Terserah Allah ingin memberi kepintaran, kecantikan, kesehatan, rezeki, pangkat, dan lain-lain pada orang beriman lainnya. Selalu senang dengan apa pun yang dilakukan-Nya, dan memiliki kepekaan untuk ikut senang atas apa yang Dia berikan pada hamba-hamba yang beriman. Bukan sebaliknya, seperti SMS (susah melihat orang senang, senang melihat orang susah). Saat teman naik haji, malah ia naik tensi misalnya.
 
Yang ketiga, senang pada lingkungan yang baik. Hati yang bersih dan peka akan mencari semacam frekuensi yang baik dari lingkungan sekitar. Misalkan ketika bertemu orang lain, hati kecilnya dapat merasakan nyaman atau tidaknya bersama orang itu.
 
Hati bersihnya dapat merasa jika ada yang sombong, kasar, banyak bicara, atau yang suka keluyuran, nongkrong tak jelas, dan sebagainya yang membuat hidup lelah dan tak bermanfaat. Ia pun selalu cenderung untuk menghindari lingkungan-lingkungan yang tidak baik. Kelembutan hatinya membuat ia juga akan sangat sulit untuk ikut menertawakan kekurangan orang lain.
 
Ia cenderung berteman dengan orang yang akhlaknya baik atau yang hatinya bersih dan tulus juga. Hatinya bakal merasa tidak nyaman terhadap hal-hal yang duniawi semata. Ia tetap bergaul, namun kepekaan hatinya membuatnya sangat hati-hati dalam pergaulan.
 
Perlu diingat bahwa yang demikian bukan berarti ia berniat berburuk sangka (su’udzhon) pada orang lain. Hal ini karena memang setiap orang memancarkan semacam frekuensi. Dan kepekaan hati orang yang tobatnya diterima bisa dengan mudah menangkap frekuensi itu, untuk kemudian mengarahkannya pada lingkungan yang baik.
 
Dan yang keempat, tidak pernah berhenti bertobat. Orang yang tobatnya diterima tidak memiliki istilah, misalnya, sedang libur atau cuti dari bertobat.
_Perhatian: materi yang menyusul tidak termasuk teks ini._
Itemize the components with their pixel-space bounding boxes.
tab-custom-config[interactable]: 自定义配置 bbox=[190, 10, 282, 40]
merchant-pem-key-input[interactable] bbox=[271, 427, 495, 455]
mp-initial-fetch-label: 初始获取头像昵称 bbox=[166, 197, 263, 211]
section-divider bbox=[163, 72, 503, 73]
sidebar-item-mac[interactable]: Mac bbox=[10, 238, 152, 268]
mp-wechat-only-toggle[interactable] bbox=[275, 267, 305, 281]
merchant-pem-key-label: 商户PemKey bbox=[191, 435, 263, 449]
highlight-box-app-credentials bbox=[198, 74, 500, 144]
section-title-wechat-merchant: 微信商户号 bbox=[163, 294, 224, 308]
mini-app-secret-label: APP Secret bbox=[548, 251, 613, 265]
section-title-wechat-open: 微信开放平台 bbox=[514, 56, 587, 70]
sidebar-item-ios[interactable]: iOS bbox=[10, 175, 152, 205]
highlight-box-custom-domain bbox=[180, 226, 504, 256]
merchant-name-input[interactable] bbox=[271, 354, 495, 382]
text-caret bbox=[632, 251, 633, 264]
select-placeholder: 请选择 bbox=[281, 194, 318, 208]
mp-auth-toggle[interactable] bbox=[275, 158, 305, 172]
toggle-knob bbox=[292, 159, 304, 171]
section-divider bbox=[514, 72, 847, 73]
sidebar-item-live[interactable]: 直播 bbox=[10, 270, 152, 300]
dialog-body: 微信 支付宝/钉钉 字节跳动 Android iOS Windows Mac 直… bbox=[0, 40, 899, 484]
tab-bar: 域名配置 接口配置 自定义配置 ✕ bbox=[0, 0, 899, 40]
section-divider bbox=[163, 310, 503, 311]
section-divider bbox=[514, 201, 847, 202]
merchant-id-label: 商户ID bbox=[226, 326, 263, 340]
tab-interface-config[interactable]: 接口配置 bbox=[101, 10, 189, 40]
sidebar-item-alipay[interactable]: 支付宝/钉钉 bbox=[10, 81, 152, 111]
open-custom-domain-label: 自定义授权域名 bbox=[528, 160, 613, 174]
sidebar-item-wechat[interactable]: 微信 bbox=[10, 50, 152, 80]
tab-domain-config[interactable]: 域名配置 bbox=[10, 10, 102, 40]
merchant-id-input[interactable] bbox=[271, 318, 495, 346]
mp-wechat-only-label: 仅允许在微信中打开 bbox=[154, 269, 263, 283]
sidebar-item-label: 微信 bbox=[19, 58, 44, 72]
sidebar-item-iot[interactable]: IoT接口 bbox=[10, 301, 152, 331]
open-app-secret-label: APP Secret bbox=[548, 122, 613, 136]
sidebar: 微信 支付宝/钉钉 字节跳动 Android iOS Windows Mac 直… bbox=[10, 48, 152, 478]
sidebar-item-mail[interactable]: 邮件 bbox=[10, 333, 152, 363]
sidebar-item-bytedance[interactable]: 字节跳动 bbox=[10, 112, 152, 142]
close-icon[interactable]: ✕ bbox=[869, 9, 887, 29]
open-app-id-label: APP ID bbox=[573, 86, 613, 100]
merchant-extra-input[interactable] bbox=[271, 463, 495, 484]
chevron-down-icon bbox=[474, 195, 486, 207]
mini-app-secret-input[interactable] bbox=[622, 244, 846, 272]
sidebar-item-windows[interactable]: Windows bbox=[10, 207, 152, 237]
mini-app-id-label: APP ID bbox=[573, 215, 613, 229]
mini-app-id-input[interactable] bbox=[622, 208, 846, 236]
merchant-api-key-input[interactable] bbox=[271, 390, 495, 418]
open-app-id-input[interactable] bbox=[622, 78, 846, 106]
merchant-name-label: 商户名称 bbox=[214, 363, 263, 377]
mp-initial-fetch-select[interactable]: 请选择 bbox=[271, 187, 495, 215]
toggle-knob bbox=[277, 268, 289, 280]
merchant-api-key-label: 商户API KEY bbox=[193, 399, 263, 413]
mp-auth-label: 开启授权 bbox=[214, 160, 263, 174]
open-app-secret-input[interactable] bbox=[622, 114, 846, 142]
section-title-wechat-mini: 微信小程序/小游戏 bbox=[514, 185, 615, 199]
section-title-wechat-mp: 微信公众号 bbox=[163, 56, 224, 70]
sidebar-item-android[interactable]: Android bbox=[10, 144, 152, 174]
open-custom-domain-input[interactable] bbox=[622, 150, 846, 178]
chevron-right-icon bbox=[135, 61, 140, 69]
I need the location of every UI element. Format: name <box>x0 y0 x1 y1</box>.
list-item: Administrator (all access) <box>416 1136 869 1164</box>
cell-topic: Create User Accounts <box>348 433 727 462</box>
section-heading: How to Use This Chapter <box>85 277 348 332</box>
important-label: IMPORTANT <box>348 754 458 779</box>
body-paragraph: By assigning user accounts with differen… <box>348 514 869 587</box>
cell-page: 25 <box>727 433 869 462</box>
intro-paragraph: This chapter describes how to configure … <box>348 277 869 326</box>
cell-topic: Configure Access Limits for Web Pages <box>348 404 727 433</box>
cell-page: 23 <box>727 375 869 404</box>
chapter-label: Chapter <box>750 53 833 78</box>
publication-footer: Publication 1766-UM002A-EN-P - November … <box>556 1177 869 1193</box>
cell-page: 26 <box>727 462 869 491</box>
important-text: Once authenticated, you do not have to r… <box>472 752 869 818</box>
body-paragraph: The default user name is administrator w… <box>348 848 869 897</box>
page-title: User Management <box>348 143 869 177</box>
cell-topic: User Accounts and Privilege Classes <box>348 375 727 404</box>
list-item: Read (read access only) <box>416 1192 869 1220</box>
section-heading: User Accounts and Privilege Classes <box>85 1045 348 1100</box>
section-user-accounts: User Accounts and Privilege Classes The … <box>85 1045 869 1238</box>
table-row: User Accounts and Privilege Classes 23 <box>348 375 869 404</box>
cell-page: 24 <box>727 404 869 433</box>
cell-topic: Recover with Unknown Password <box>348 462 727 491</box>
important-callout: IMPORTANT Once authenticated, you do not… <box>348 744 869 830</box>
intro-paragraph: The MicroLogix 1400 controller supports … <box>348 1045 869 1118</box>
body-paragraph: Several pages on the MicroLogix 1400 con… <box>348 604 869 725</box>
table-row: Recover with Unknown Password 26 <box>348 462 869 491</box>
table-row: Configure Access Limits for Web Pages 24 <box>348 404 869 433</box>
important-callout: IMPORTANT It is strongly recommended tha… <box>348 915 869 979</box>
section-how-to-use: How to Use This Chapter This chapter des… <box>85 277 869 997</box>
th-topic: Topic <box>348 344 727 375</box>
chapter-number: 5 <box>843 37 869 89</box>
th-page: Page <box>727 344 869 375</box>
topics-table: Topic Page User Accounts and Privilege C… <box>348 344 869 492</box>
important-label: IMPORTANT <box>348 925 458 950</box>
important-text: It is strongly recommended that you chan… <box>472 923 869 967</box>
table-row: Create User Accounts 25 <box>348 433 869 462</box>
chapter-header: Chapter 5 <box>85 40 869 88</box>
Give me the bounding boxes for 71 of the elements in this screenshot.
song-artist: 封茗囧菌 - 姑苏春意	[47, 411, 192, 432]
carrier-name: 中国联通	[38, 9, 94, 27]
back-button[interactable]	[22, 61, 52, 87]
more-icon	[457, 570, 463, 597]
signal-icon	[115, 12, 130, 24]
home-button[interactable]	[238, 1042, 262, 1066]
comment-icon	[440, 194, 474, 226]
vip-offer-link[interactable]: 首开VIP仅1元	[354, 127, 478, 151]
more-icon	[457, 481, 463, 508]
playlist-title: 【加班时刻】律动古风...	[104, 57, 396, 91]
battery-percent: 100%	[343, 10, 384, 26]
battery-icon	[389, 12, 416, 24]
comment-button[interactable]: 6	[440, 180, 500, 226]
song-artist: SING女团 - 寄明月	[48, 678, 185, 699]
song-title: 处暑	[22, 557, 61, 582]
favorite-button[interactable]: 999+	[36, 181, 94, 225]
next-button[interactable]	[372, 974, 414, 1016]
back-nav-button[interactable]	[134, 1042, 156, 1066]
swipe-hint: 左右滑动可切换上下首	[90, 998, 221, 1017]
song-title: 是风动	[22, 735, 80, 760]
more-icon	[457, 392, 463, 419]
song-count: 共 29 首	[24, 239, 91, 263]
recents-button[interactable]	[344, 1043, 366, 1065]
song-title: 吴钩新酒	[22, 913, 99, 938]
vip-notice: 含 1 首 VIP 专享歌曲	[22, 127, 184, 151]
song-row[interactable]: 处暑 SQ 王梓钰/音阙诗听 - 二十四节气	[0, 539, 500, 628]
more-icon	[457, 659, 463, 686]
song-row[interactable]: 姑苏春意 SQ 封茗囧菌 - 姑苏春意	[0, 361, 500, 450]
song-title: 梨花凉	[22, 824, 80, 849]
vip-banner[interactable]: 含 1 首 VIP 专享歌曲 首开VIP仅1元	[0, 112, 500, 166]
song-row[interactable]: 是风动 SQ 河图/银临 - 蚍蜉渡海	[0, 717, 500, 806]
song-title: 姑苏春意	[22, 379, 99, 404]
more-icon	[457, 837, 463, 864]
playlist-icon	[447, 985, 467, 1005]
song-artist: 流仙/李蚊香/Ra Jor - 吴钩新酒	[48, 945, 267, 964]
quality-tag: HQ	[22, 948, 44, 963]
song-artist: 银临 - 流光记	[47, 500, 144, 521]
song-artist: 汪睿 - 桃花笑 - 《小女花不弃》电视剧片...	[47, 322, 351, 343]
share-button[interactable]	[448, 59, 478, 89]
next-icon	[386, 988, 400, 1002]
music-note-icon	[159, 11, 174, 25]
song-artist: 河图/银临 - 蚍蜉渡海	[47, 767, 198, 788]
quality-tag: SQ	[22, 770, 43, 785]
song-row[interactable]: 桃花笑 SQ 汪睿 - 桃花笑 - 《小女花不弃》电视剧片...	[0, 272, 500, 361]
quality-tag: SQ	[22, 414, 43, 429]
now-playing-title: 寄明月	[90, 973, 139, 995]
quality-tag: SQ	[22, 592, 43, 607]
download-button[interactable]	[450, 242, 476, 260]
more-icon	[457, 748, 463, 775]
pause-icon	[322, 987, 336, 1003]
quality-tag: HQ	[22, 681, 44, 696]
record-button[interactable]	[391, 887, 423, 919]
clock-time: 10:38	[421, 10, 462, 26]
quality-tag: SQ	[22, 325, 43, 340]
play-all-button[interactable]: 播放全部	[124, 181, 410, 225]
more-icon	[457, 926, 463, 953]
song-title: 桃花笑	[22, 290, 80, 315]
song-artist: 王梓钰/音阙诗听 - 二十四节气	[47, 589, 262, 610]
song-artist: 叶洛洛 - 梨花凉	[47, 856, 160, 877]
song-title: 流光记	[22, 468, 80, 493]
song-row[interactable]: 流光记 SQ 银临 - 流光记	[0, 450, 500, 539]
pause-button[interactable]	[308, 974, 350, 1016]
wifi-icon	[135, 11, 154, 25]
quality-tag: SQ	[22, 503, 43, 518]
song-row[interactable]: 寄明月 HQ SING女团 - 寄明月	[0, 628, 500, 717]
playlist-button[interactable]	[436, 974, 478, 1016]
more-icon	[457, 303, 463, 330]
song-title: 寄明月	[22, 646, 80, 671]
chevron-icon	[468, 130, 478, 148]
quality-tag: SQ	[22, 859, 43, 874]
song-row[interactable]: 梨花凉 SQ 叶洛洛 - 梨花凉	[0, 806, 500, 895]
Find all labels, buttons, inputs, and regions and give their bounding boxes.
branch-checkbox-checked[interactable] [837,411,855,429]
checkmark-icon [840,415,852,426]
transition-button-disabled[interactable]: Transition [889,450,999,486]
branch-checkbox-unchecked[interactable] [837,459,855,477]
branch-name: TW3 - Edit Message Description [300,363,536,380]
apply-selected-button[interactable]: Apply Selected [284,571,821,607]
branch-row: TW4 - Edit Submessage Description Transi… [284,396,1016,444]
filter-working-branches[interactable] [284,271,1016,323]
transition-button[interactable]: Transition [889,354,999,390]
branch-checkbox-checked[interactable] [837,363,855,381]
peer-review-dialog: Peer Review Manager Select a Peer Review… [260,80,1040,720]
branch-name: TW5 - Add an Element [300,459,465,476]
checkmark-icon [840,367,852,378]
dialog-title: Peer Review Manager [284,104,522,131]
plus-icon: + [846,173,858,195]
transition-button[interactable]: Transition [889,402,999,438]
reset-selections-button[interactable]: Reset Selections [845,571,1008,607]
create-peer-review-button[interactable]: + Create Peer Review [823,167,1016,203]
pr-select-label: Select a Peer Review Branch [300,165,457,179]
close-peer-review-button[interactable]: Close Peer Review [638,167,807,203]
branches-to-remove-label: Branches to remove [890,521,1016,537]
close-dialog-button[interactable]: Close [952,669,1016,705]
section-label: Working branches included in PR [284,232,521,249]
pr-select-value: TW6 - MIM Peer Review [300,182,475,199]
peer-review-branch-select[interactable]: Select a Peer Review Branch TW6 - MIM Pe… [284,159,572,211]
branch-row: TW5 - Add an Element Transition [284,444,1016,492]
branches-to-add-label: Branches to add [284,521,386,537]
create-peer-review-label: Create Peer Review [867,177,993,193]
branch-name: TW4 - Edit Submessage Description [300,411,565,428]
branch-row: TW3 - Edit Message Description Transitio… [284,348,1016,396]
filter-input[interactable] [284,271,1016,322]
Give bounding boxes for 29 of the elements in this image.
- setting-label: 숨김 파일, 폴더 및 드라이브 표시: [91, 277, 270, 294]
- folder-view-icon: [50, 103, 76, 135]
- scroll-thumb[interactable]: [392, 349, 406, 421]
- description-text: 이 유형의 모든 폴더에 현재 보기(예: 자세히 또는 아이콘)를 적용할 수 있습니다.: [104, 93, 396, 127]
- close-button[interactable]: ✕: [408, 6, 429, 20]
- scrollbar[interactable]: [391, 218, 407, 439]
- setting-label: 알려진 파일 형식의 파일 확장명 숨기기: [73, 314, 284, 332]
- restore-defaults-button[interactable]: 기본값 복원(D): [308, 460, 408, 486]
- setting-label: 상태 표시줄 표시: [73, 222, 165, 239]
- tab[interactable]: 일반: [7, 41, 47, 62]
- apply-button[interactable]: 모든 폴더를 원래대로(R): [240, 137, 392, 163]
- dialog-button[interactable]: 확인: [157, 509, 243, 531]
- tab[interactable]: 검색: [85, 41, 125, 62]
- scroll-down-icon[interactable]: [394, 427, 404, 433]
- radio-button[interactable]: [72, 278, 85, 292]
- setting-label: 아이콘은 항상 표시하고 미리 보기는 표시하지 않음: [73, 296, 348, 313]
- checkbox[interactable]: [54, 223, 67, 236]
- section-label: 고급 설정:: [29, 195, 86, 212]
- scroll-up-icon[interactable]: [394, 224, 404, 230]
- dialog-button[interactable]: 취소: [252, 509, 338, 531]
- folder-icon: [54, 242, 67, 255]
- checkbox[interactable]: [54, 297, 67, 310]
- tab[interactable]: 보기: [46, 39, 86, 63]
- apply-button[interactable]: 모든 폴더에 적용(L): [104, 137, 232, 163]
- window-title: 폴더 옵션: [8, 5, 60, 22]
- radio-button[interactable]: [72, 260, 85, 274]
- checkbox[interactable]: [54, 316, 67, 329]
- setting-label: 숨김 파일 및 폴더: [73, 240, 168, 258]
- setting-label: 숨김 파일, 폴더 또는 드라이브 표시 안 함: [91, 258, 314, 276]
Apalagi seakan-akan merasa sudah diampuni dosa-dosanya, lalu merencanakan perbuatan dosa yang baru dan menentukan waktu untuk bertobat kembali. Tidak ada yang demikian.
 
Orang yang tobatnya diterima akan terus-menerus bertobat. Dari waktu ke waktu salat fardhu, seolah-olah di depannya ada aliran sungai yang menyejukkan. Karena salat fardhu itu benar-benar menggugurkan dosa, bahkan jatuhnya air wudhu saja sudah menggugurkan. Begitu dalam satu minggu. Ia sangat menantikan datangnya hari jumat yang istimewa itu. Dan berharap disampaikan pula umurnya pada Ramadan tahun depan.
 
Demikianlah saudaraku, orang yang tobatnya diterima itu sadar kalau sifat manusia senang berbuat dosa. Hatinya yang bersih, peka dan lembut terus-menerus berupaya menghindarkannya dari segala hal yang tidak baik. Karena ia menikmati betapa nyaman dan bahagia hidup bersama Pencipta, Pemilik dan Penguasa Kehidupan, Allah SWT.